Exciton-polariton condensation offers a promising path to low-threshold coherent light sources, impacting fields from communications to healthcare. These hybrid quasiparticles, arising from strong exciton-photon coupling, combine the low effective mass from their photonic component and the strong nonlinear interactions from excitons. While polariton condensation has been achieved in a range of inorganic and organic materials, many systems still face significant challenges despite fulfilling the main properties requirements. In this perspective, we examine condensation mechanisms across different materials and highlight that universal guidelines do not exist; instead, we believe that exciton-polariton condensation is governed by the intrinsic properties of the active material. We propose using 2D perovskites as versatile platforms to investigate how specific structural and electronic characteristics influence the nonlinear processes driving exciton-polariton condensation. By exploiting the versatility of 2D perovskites, we can systematically explore and establish universal principles guiding the realization of polariton condensation in various material systems.
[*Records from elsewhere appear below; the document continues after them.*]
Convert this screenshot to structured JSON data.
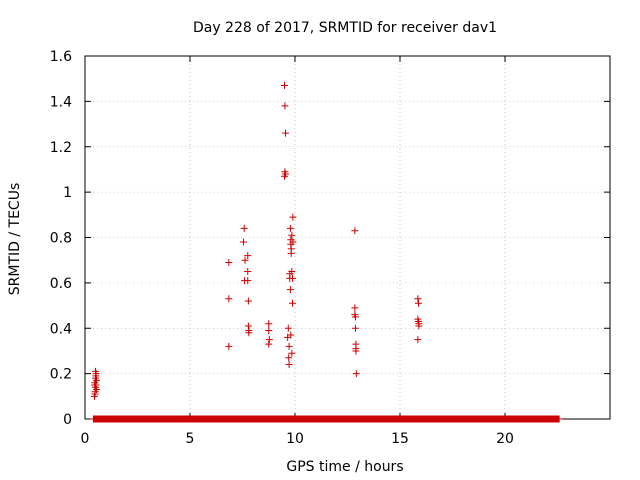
{
  "chart_data": {
    "type": "scatter",
    "title": "Day 228 of 2017, SRMTID for receiver dav1",
    "xlabel": "GPS time / hours",
    "ylabel": "SRMTID / TECUs",
    "xlim": [
      0,
      25
    ],
    "ylim": [
      0,
      1.6
    ],
    "x_ticks": [
      0,
      5,
      10,
      15,
      20
    ],
    "y_ticks": [
      0,
      0.2,
      0.4,
      0.6,
      0.8,
      1,
      1.2,
      1.4,
      1.6
    ],
    "x_tick_labels": [
      "0",
      "5",
      "10",
      "15",
      "20"
    ],
    "y_tick_labels": [
      "0",
      "0.2",
      "0.4",
      "0.6",
      "0.8",
      "1",
      "1.2",
      "1.4",
      "1.6"
    ],
    "grid": true,
    "marker": "+",
    "marker_color": "#cc0000",
    "zero_baseline": {
      "x_start": 0.4,
      "x_end": 22.6,
      "step": 0.0333,
      "y": 0
    },
    "series": [
      {
        "name": "SRMTID",
        "points": [
          [
            0.45,
            0.1
          ],
          [
            0.48,
            0.12
          ],
          [
            0.5,
            0.14
          ],
          [
            0.52,
            0.15
          ],
          [
            0.55,
            0.13
          ],
          [
            0.47,
            0.16
          ],
          [
            0.5,
            0.18
          ],
          [
            0.53,
            0.2
          ],
          [
            0.5,
            0.21
          ],
          [
            0.46,
            0.15
          ],
          [
            0.55,
            0.17
          ],
          [
            0.48,
            0.11
          ],
          [
            0.52,
            0.19
          ],
          [
            6.85,
            0.32
          ],
          [
            6.85,
            0.53
          ],
          [
            6.85,
            0.69
          ],
          [
            7.55,
            0.78
          ],
          [
            7.58,
            0.84
          ],
          [
            7.6,
            0.61
          ],
          [
            7.62,
            0.7
          ],
          [
            7.75,
            0.72
          ],
          [
            7.75,
            0.65
          ],
          [
            7.75,
            0.61
          ],
          [
            7.78,
            0.52
          ],
          [
            7.78,
            0.41
          ],
          [
            7.8,
            0.38
          ],
          [
            7.8,
            0.39
          ],
          [
            8.75,
            0.42
          ],
          [
            8.75,
            0.39
          ],
          [
            8.75,
            0.33
          ],
          [
            8.78,
            0.35
          ],
          [
            9.5,
            1.47
          ],
          [
            9.52,
            1.38
          ],
          [
            9.55,
            1.26
          ],
          [
            9.52,
            1.09
          ],
          [
            9.55,
            1.08
          ],
          [
            9.5,
            1.07
          ],
          [
            9.65,
            0.36
          ],
          [
            9.68,
            0.4
          ],
          [
            9.7,
            0.27
          ],
          [
            9.72,
            0.24
          ],
          [
            9.72,
            0.32
          ],
          [
            9.75,
            0.62
          ],
          [
            9.75,
            0.64
          ],
          [
            9.78,
            0.57
          ],
          [
            9.78,
            0.84
          ],
          [
            9.8,
            0.77
          ],
          [
            9.8,
            0.79
          ],
          [
            9.82,
            0.75
          ],
          [
            9.82,
            0.73
          ],
          [
            9.85,
            0.81
          ],
          [
            9.85,
            0.65
          ],
          [
            9.88,
            0.62
          ],
          [
            9.88,
            0.51
          ],
          [
            9.9,
            0.89
          ],
          [
            9.9,
            0.78
          ],
          [
            9.85,
            0.29
          ],
          [
            9.8,
            0.37
          ],
          [
            12.85,
            0.83
          ],
          [
            12.85,
            0.49
          ],
          [
            12.85,
            0.46
          ],
          [
            12.88,
            0.45
          ],
          [
            12.88,
            0.4
          ],
          [
            12.9,
            0.33
          ],
          [
            12.9,
            0.31
          ],
          [
            12.9,
            0.3
          ],
          [
            12.92,
            0.2
          ],
          [
            15.85,
            0.53
          ],
          [
            15.88,
            0.51
          ],
          [
            15.85,
            0.44
          ],
          [
            15.88,
            0.43
          ],
          [
            15.9,
            0.42
          ],
          [
            15.9,
            0.41
          ],
          [
            15.85,
            0.35
          ]
        ]
      }
    ]
  }
}
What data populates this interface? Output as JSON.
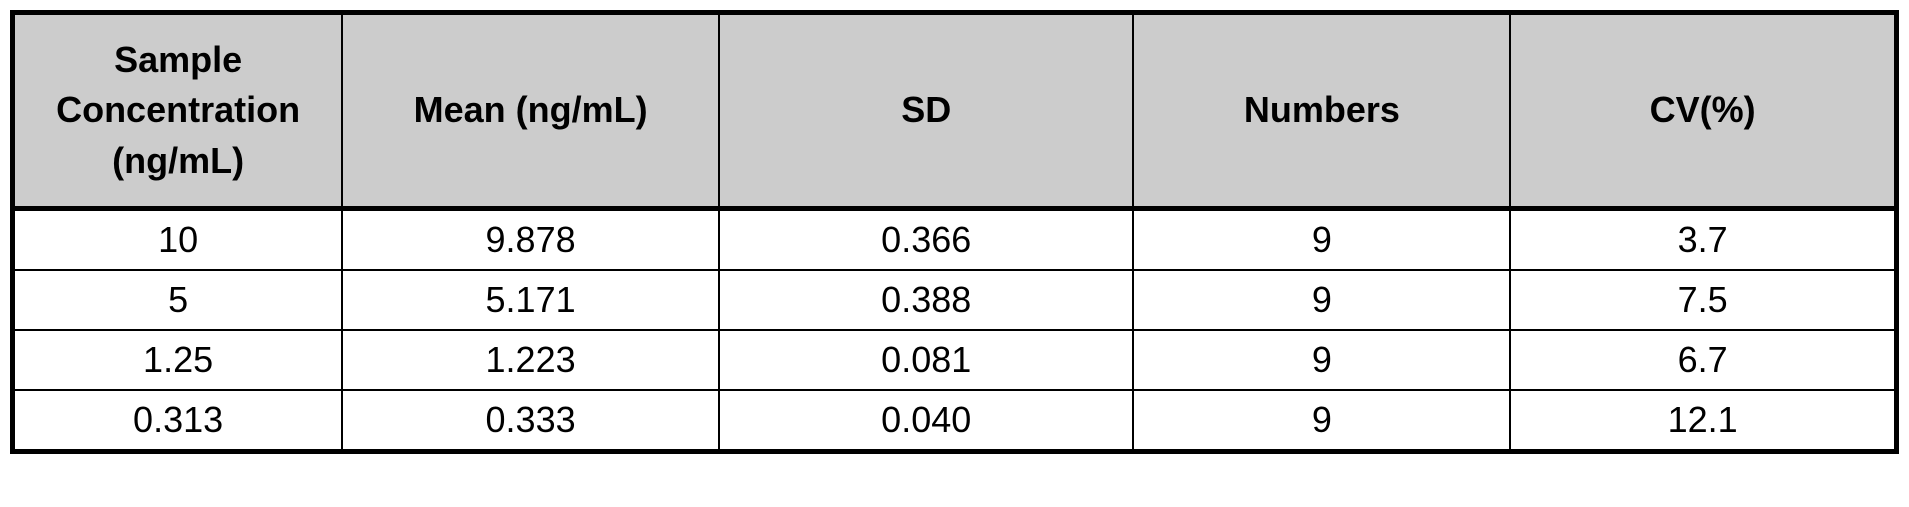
{
  "table": {
    "type": "table",
    "columns": [
      {
        "label": "Sample Concentration (ng/mL)",
        "width_pct": 17.5
      },
      {
        "label": "Mean (ng/mL)",
        "width_pct": 20
      },
      {
        "label": "SD",
        "width_pct": 22
      },
      {
        "label": "Numbers",
        "width_pct": 20
      },
      {
        "label": "CV(%)",
        "width_pct": 20.5
      }
    ],
    "rows": [
      [
        "10",
        "9.878",
        "0.366",
        "9",
        "3.7"
      ],
      [
        "5",
        "5.171",
        "0.388",
        "9",
        "7.5"
      ],
      [
        "1.25",
        "1.223",
        "0.081",
        "9",
        "6.7"
      ],
      [
        "0.313",
        "0.333",
        "0.040",
        "9",
        "12.1"
      ]
    ],
    "styling": {
      "header_background": "#cccccc",
      "cell_background": "#ffffff",
      "border_color": "#000000",
      "outer_border_width": 5,
      "inner_border_width": 2,
      "header_fontsize": 36,
      "cell_fontsize": 36,
      "font_family": "Arial",
      "header_fontweight": "bold",
      "text_color": "#000000",
      "text_align": "center",
      "header_row_height": 180,
      "data_row_height": 60
    }
  }
}
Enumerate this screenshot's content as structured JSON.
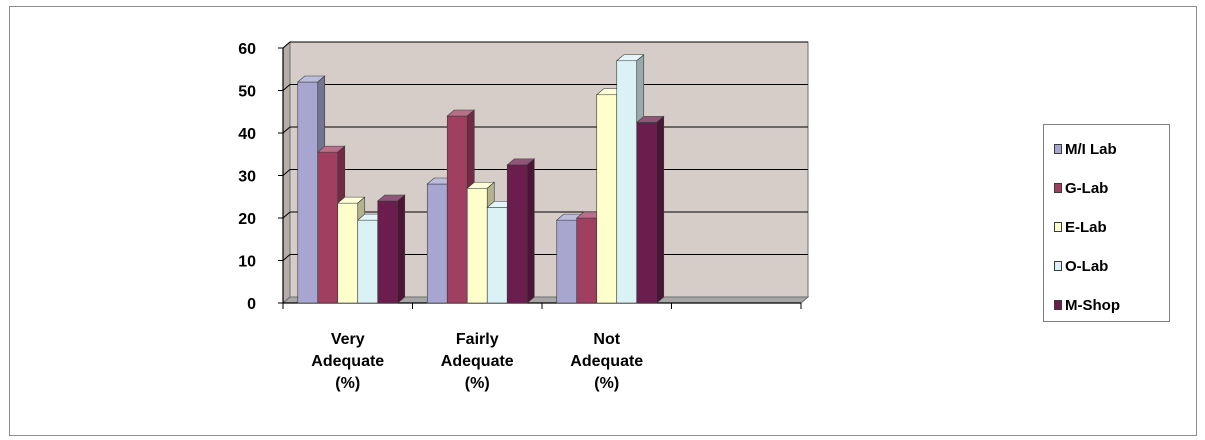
{
  "chart_data": {
    "type": "bar",
    "style": "3d-clustered-column",
    "categories": [
      [
        "Very",
        "Adequate",
        "(%)"
      ],
      [
        "Fairly",
        "Adequate",
        "(%)"
      ],
      [
        "Not",
        "Adequate",
        "(%)"
      ]
    ],
    "series": [
      {
        "name": "M/I Lab",
        "color": "#a6a6d0",
        "values": [
          52,
          28,
          19.5
        ]
      },
      {
        "name": "G-Lab",
        "color": "#a13f61",
        "values": [
          35.5,
          44,
          20
        ]
      },
      {
        "name": "E-Lab",
        "color": "#ffffcc",
        "values": [
          23.5,
          27,
          49
        ]
      },
      {
        "name": "O-Lab",
        "color": "#daf1f6",
        "values": [
          19.5,
          22.5,
          57
        ]
      },
      {
        "name": "M-Shop",
        "color": "#6b1e4d",
        "values": [
          24,
          32.5,
          42.5
        ]
      }
    ],
    "ylim": [
      0,
      60
    ],
    "yticks": [
      0,
      10,
      20,
      30,
      40,
      50,
      60
    ],
    "grid": true,
    "plot_background": "#d6ccc8",
    "legend_position": "right",
    "title": "",
    "xlabel": "",
    "ylabel": ""
  }
}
Keywords: 2D perovskites; exciton-polariton condensation; semiconductors.

Figure 1

Engineering of exciton-polariton condensation. (a) Microcavity schematic in the strong light matter coupling regime, where γ_ex is the exciton recombination rate and γ_ph is the optical mode leakage rate. (b) N emitters interact strongly with photons to yield hybrid LP, UP and N – 1 dark states. (c) Characteristic angle dependent energy dispersion in the strong coupling regime displaying two emergent energy states: the lower and upper polariton (LP and UP), where δ is the detuning. The most common materials systems studied are inorganic (d), organic (e), and halide perovskites (f).

Figure 2

Threshold fluence for a nonresonant pump into the exciton reservoir estimated using a kinetic model described by eq 1 (and the associated coupled equation for the exciton population), plotted as a function of the polariton lifetime and the transfer rate from the reservoir to the lower polariton state.

Figure 3

Schematic representation of (a) radiative pumping, (b) polariton-polariton scattering and vibronically assisted relaxation processes that populate the k = 0 state in the lower polariton dispersion and subsequently initiating the condensation process. Below each schematic are the reported examples of condensation in material systems, where such relaxation processes have been invoked. Refer to refs (,−, and 56).

Figure 4

Polariton condensation roadblocks in halide perovskites as a function of structural dimensionality. (a) 2D n = 1 halide perovskites, (b) mixed dimensional materials where more than one (n > 1) inorganic slabs are separated by bulky cations, and (c) traditional 3D perovskites with no bulky cations involved. The proposed processes for polariton formation are depicted below the structures.

Figure 5

Structural handles to modify optoelectronic properties in halide perovskites. (a) A-site cation interactions with the lead halide octahedra enables control over their distortions. (b) Chemical manipulation enables bandgap, bond length, and octahedral tilt control. (c) A-site cation chemistries enable their rigidity in between the lead halide sheets. (d) Materials processing can be used to control preferred crystallographic orientation.